In contrast to sewer pipes, oxygen availability in sludge digesters is rather limited [11, 34] and thus, crucial for BSA corrosion. However, in this study typical BSA corrosion damage patterns, characterized by washed out concrete surfaces, were observed in the headspace of several digesters (see Fig. 1), indicating SOB activity resulting in BSA production and corrosion. Thus, oxygen carriers must be at least available in small patches fostering the growth of sulfur-oxidizing communities. Many sulfur oxidizers can grow in niches, where sulfide and oxygen coexist [20]. When oxygen, even at low levels, is available, sulfur oxidizers can spontaneously oxidize sulfide.

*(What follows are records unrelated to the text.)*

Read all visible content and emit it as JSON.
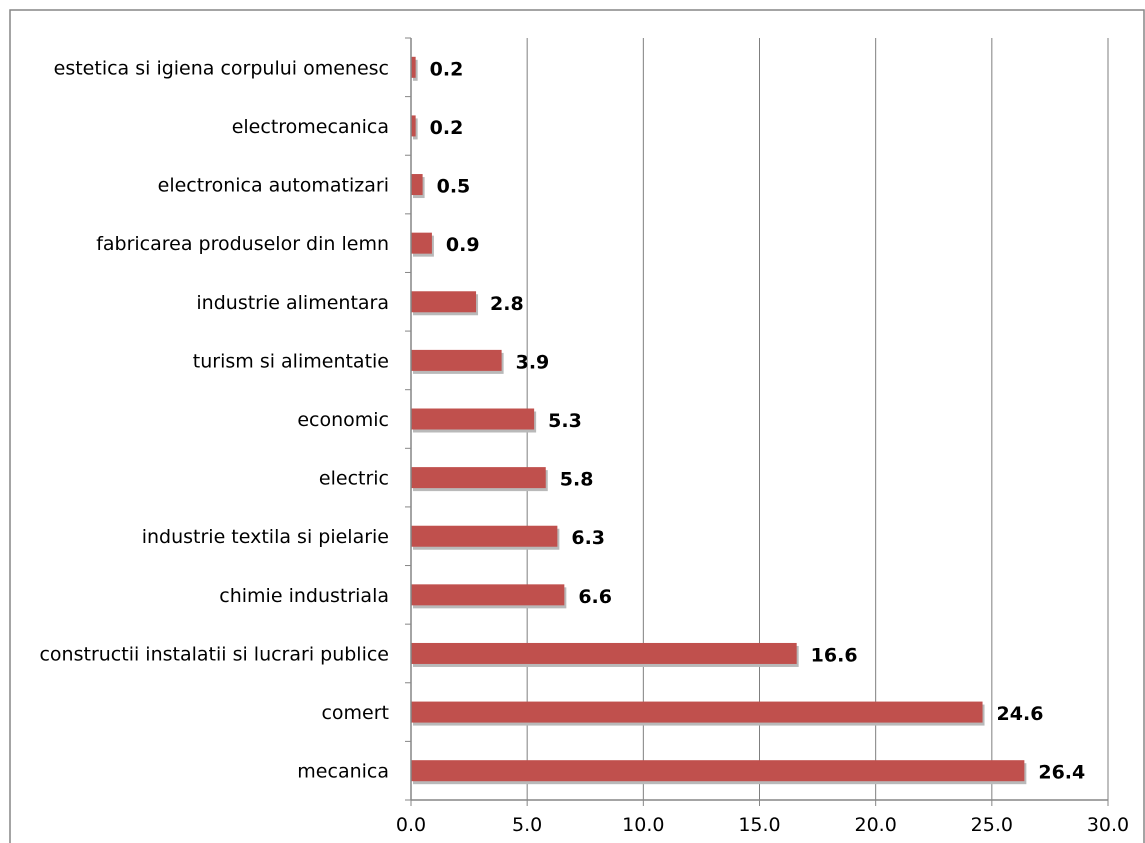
{
  "chart_data": {
    "type": "bar",
    "orientation": "horizontal",
    "categories": [
      "estetica si igiena corpului omenesc",
      "electromecanica",
      "electronica automatizari",
      "fabricarea produselor din lemn",
      "industrie alimentara",
      "turism si alimentatie",
      "economic",
      "electric",
      "industrie textila si pielarie",
      "chimie industriala",
      "constructii instalatii si lucrari publice",
      "comert",
      "mecanica"
    ],
    "values": [
      0.2,
      0.2,
      0.5,
      0.9,
      2.8,
      3.9,
      5.3,
      5.8,
      6.3,
      6.6,
      16.6,
      24.6,
      26.4
    ],
    "data_labels": [
      "0.2",
      "0.2",
      "0.5",
      "0.9",
      "2.8",
      "3.9",
      "5.3",
      "5.8",
      "6.3",
      "6.6",
      "16.6",
      "24.6",
      "26.4"
    ],
    "x_ticks": [
      "0.0",
      "5.0",
      "10.0",
      "15.0",
      "20.0",
      "25.0",
      "30.0"
    ],
    "xlim": [
      0,
      30
    ],
    "title": "",
    "xlabel": "",
    "ylabel": "",
    "grid": "vertical",
    "legend": "none",
    "colors": {
      "bar": "#c0504d",
      "gridline": "#7f7f7f",
      "axis": "#868686",
      "border": "#868686"
    }
  }
}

Very high turnover rates of sulfide were reported even at extremely low concentrations of sulfide and oxygen (< 10−6 mM) [20]. It is supposed that oxygen availability in microniches might be sufficient for SOB activity and enable the oxidation of sulfur compounds to sulfate or sulfuric acid. Thermodynamically, oxidation of sulfuric compounds is always favored compared to the oxidation of methane, as is applied in biological in-situ desulfurization in digesters.

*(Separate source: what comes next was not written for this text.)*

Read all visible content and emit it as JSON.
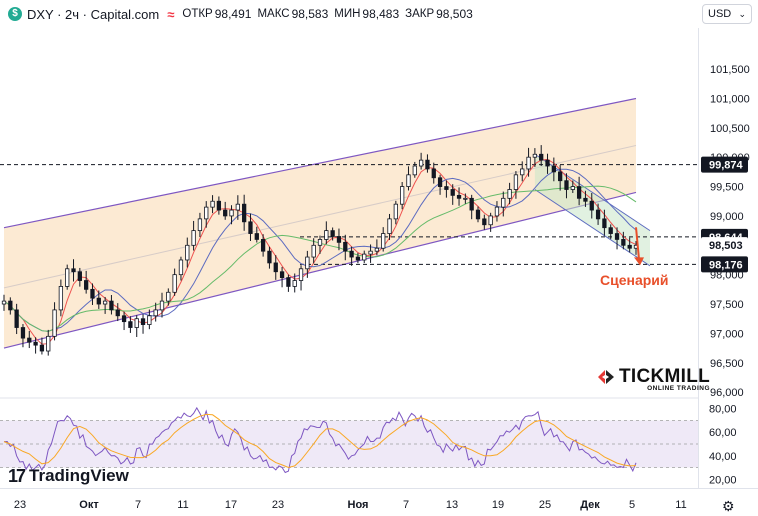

The predominant anaerobic conditions in a sludge digester promote the growth of SRB communities and consequently sulfur/sulfate reduction (continuous lines, Fig. 6). In case of local oxygen availability, especially in the digester headspace biofilm, it is assumed that sulfur/sulfide oxidation by SOB takes place (dashed lines, Fig. 6).

Fig. 6

Potential microbial sulfur cycle (adapted from Bos and Kuenen [38]) in a digester system. Predominant anaerobic conditions are marked with a continuous line; potential aerobic reactions are shown as dashed lines. A few organisms found in this study are provided

Under anaerobic conditions, sulfate, which is commonly found in sewage sludge [11], can be reduced to sulfide (S2−) by anaerobic SRB (e.g., Desulfovibrio spp.). S2− can be abiotically or biotically converted by, e.g., Hyphomicrobium spp., to elemental sulfur [31, 35]. Elemental sulfur can either be further oxidized by other SOB species (e.g., Alicyclobacillus spp. , and Acidithiobacillus spp.) in case of oxygen availability, or might be reconverted under anaerobic conditions to sulfide by SRB such as Geobacter spp. The concurrent detection of SRB and SOB in sludge digesters [12] indicates that these two groups might interact to oxidize and reduce sulfur compounds. Increased sulfate concentrations on the concrete wall of the digester headspace (compared to the sludge zone) provided further evidence for biological sulfur oxidation in the headspace. However, only a steady sulfur/sulfide oxidation over years to decades could result in the characteristic corrosion damage pattern as shown in Fig. 1.

Conclusions

This study revealed the presence of different SOB species on the headspace concrete wall of six sludge digesters and showed their capability to produce BSA under laboratory conditions. The identified SOB species potentially contribute to BSA corrosion in sludge digesters, especially as elevated sulfate concentrations on the concrete walls of the digester headspace were measured in-situ. However, further investigations on the availability of oxygen carriers, sulfide turnover rates and SOB activity in digester systems are vital to finally draw a conclusive picture about the BSA production in situ.